Los que desde la izquierda veían en Bergoglio a un político progresista estaban materialmente cegados para legitimar su autoridad moral como sucesor de san Pedro, no digamos ya como vicario de Cristo. Los que desde la derecha añoraban mayor rigor doctrinario obviaban íntimamente la primacía evangélica de los desheredados. Ni unos ni otros asumen el programa en su conjunto, porque es un programa humanamente imposible de asumir. Y ahí está la gracia.

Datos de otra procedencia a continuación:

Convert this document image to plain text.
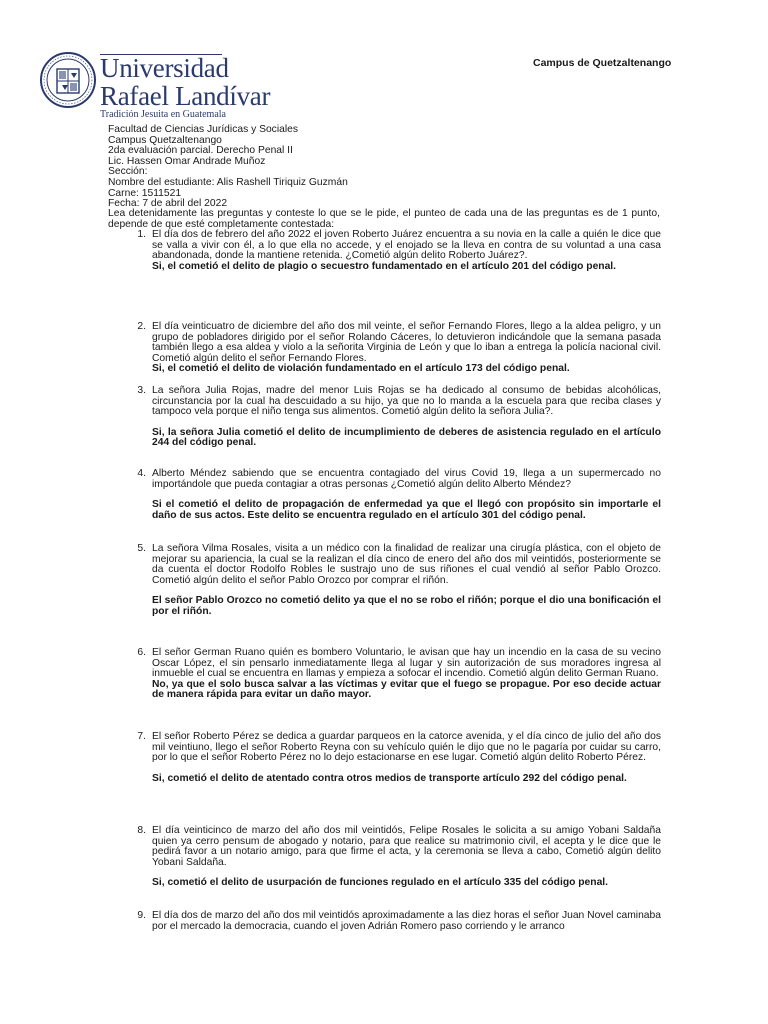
Universidad
Rafael Landívar
Tradición Jesuita en Guatemala
Campus de Quetzaltenango
Facultad de Ciencias Jurídicas y Sociales
Campus Quetzaltenango
2da evaluación parcial. Derecho Penal II
Lic. Hassen Omar Andrade Muñoz
Sección:
Nombre del estudiante: Alis Rashell Tiriquiz Guzmán
Carne: 1511521
Fecha: 7 de abril del 2022
Lea detenidamente las preguntas y conteste lo que se le pide, el punteo de cada una de las preguntas es de 1 punto, depende de que esté completamente contestada:
1. El día dos de febrero del año 2022 el joven Roberto Juárez encuentra a su novia en la calle a quién le dice que se valla a vivir con él, a lo que ella no accede, y el enojado se la lleva en contra de su voluntad a una casa abandonada, donde la mantiene retenida. ¿Cometió algún delito Roberto Juárez?.
Si, el cometió el delito de plagio o secuestro fundamentado en el artículo 201 del código penal.
2. El día veinticuatro de diciembre del año dos mil veinte, el señor Fernando Flores, llego a la aldea peligro, y un grupo de pobladores dirigido por el señor Rolando Cáceres, lo detuvieron indicándole que la semana pasada también llego a esa aldea y violo a la señorita Virginia de León y que lo iban a entrega la policía nacional civil. Cometió algún delito el señor Fernando Flores.
Si, el cometió el delito de violación fundamentado en el artículo 173 del código penal.
3. La señora Julia Rojas, madre del menor Luis Rojas se ha dedicado al consumo de bebidas alcohólicas, circunstancia por la cual ha descuidado a su hijo, ya que no lo manda a la escuela para que reciba clases y tampoco vela porque el niño tenga sus alimentos. Cometió algún delito la señora Julia?.
Si, la señora Julia cometió el delito de incumplimiento de deberes de asistencia regulado en el artículo 244 del código penal.
4. Alberto Méndez sabiendo que se encuentra contagiado del virus Covid 19, llega a un supermercado no importándole que pueda contagiar a otras personas ¿Cometió algún delito Alberto Méndez?
Si el cometió el delito de propagación de enfermedad ya que el llegó con propósito sin importarle el daño de sus actos. Este delito se encuentra regulado en el artículo 301 del código penal.
5. La señora Vilma Rosales, visita a un médico con la finalidad de realizar una cirugía plástica, con el objeto de mejorar su apariencia, la cual se la realizan el día cinco de enero del año dos mil veintidós, posteriormente se da cuenta el doctor Rodolfo Robles le sustrajo uno de sus riñones el cual vendió al señor Pablo Orozco. Cometió algún delito el señor Pablo Orozco por comprar el riñón.
El señor Pablo Orozco no cometió delito ya que el no se robo el riñón; porque el dio una bonificación el por el riñón.
6. El señor German Ruano quién es bombero Voluntario, le avisan que hay un incendio en la casa de su vecino Oscar López, el sin pensarlo inmediatamente llega al lugar y sin autorización de sus moradores ingresa al inmueble el cual se encuentra en llamas y empieza a sofocar el incendio. Cometió algún delito German Ruano.
No, ya que el solo busca salvar a las víctimas y evitar que el fuego se propague. Por eso decide actuar de manera rápida para evitar un daño mayor.
7. El señor Roberto Pérez se dedica a guardar parqueos en la catorce avenida, y el día cinco de julio del año dos mil veintiuno, llego el señor Roberto Reyna con su vehículo quién le dijo que no le pagaría por cuidar su carro, por lo que el señor Roberto Pérez no lo dejo estacionarse en ese lugar. Cometió algún delito Roberto Pérez.
Si, cometió el delito de atentado contra otros medios de transporte artículo 292 del código penal.
8. El día veinticinco de marzo del año dos mil veintidós, Felipe Rosales le solicita a su amigo Yobani Saldaña quien ya cerro pensum de abogado y notario, para que realice su matrimonio civil, el acepta y le dice que le pedirá favor a un notario amigo, para que firme el acta, y la ceremonia se lleva a cabo, Cometió algún delito Yobani Saldaña.
Si, cometió el delito de usurpación de funciones regulado en el artículo 335 del código penal.
9. El día dos de marzo del año dos mil veintidós aproximadamente a las diez horas el señor Juan Novel caminaba por el mercado la democracia, cuando el joven Adrián Romero paso corriendo y le arranco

Todo el mundo tiene una opinión sobre el legado del Papa argentino y tiene otra igual de tajante sobre el rumbo que ahora debe tomar la Iglesia católica, pertenezca o no a ella. Y no debería molestar a los obispos el intrusismo profesional de cualquier tertuliano incapaz de encontrar una oración en una biblia, porque esa voluntad de intervención entraña el reconocimiento de la capacidad real de influencia que conserva el Vaticano. La visible emoción en el rostro de un contrito Milei durante su encuentro personal con el compatriota al que había insultado me pareció suficientemente significativa de ese poder. Y me atrevo a vaticinar -y perdonadme si no arriesgo demasiado- que si el catolicismo español sobrevivió a Azaña (que aprendió tarde la vieja lección de la paz, de la piedad y del perdón), con bastantes más razones sobrevivirá a Pedro Sánchez. Y seguramente saldrá reforzado.
Ahora proliferarán las quinielas de los vaticanistas sobrevenidos. Se declara abierta la divertida veda de los sexadores ideológicos de papables. Se trata de proyectar las taxonomías políticas del columnista al uso sobre el cónclave y repartir salomónicamente las etiquetas de conservador o de aperturista, que a la muerte de Francisco toca leer al revés: la ruptura vendría de la mano de un retorno a la ortodoxia de raíz europea, mientras que el continuismo quedaría representado por los herederos de la sensibilidad periférica de Bergoglio. Entendiendo por periferia no solo un lugar físico, equivalente a la geografía del dolor de las villas miseria, sino un ámbito social y también existencial. La titilante respuesta al misterio que enunció Camus: “Los hombres mueren, y no son felices”.
Jorge Mario Bergoglio, con sus aciertos y sus errores, ha supuesto para la Iglesia un aldabonazo de periferia en el corazón mismo de Roma. O sea, en el corazón de esta Europa que gira confusamente sobre sí misma, agitada por nostalgias oscuras y en espera de liderazgos verosímiles, que se prepara para revivir los desafíos de ayer sin los valores de ayer.
Será un alivio que en mitad de tanta confusión vuelva a oírse pronto una voz clara, una que mide los días por el rasero reposado de los milenios y que recuerde la bienaventuranza prometida a los hombres de buena voluntad.